The Livewell Southwest Adult Safeguarding team is hosting an Independent Domestic Violence Advocate (IDVA) in Partnership with the Plymouth Domestic Abuse service. Victims or survivors of domestic abuse can be frequent users of hospitals and other community health provision. The IDVA role focuses on increasing the numbers of Patients/Persons and Staff being identified as victims or survivors of domestic abuse, who can be offered timely support to prevent readmission and reduce the need for onward health services such as hospital or community services.

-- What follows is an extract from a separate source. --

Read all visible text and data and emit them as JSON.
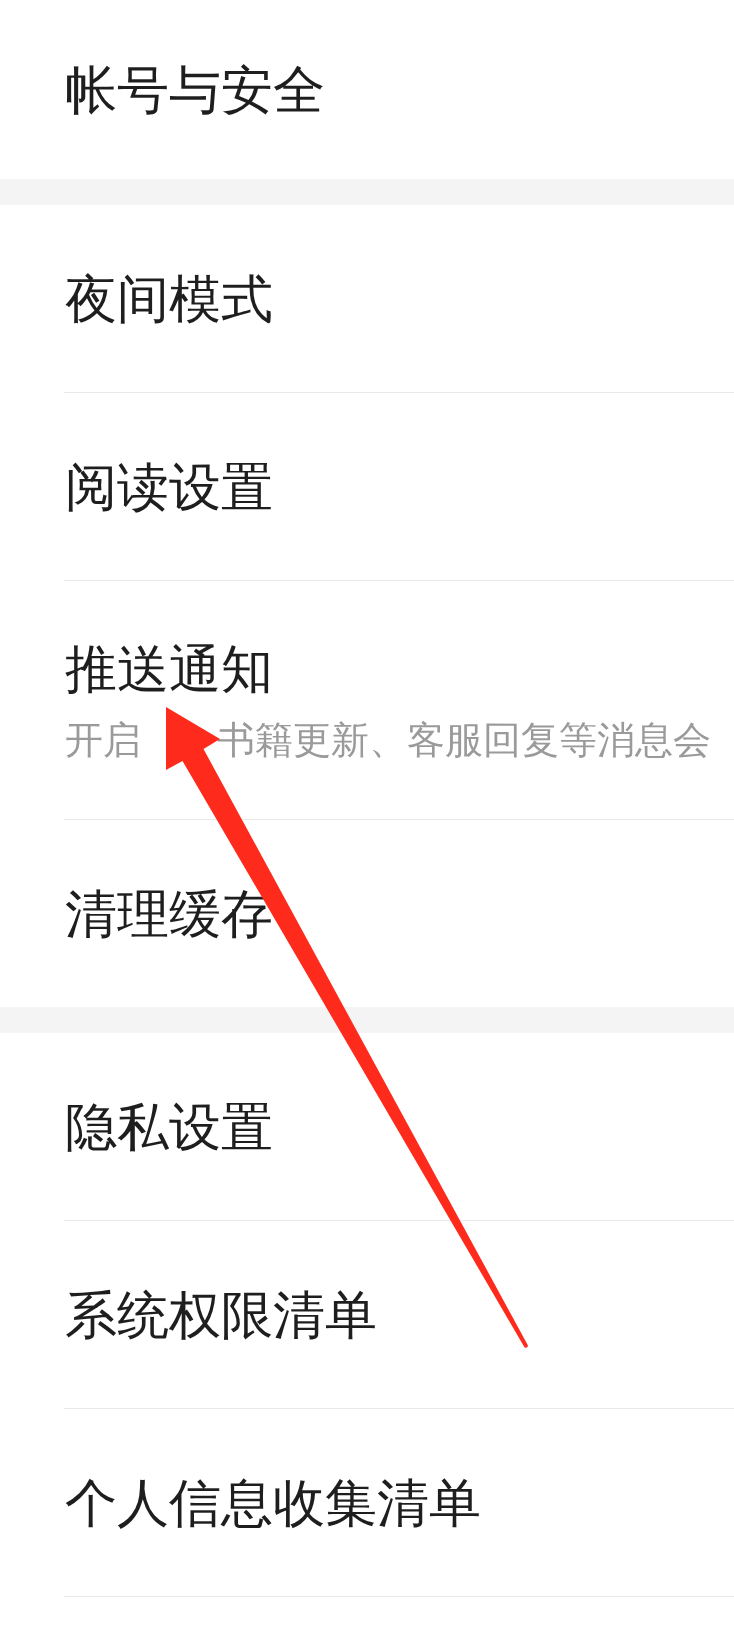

Livewell Southwest is working in Partnership with Plymouth City Council to develop an integrated Adult Safeguarding pathway. The project development focusing upon Plymouth City Council and Livewell Southwest merging individual Adult Safeguarding functions to produce a single pathway for referral, triage, and enquiry completion. This will involve staff from both organisations joining together to form a single Adult Safeguarding pathway and to remove handover points from the current process, therefore improving outcomes where a person has needs for care and support and is experiencing or may be at risk of abuse or neglect.

Livewell Southwest is currently facilitating Level 3 Adult Safeguarding training on a face-to-face basis as part of its mandatory workforce training commitment. The training has been developed in Partnership with the Adult Safeguarding operational team, where social workers have been delivering sessions to provide experiential knowledge as part of workforce development surrounding Adult Safeguarding

Section 10: Looking Ahead

10.1 Strategic Priorities

The TDSAP Board will review the Strategic Priorities from 2021-2024 and consider the most appropriate strategic focus from 2025 onwards.

Once agreed, these new priorities will be cascaded across the system by the Partnership via a new 2025-2027 Strategic Business Plan.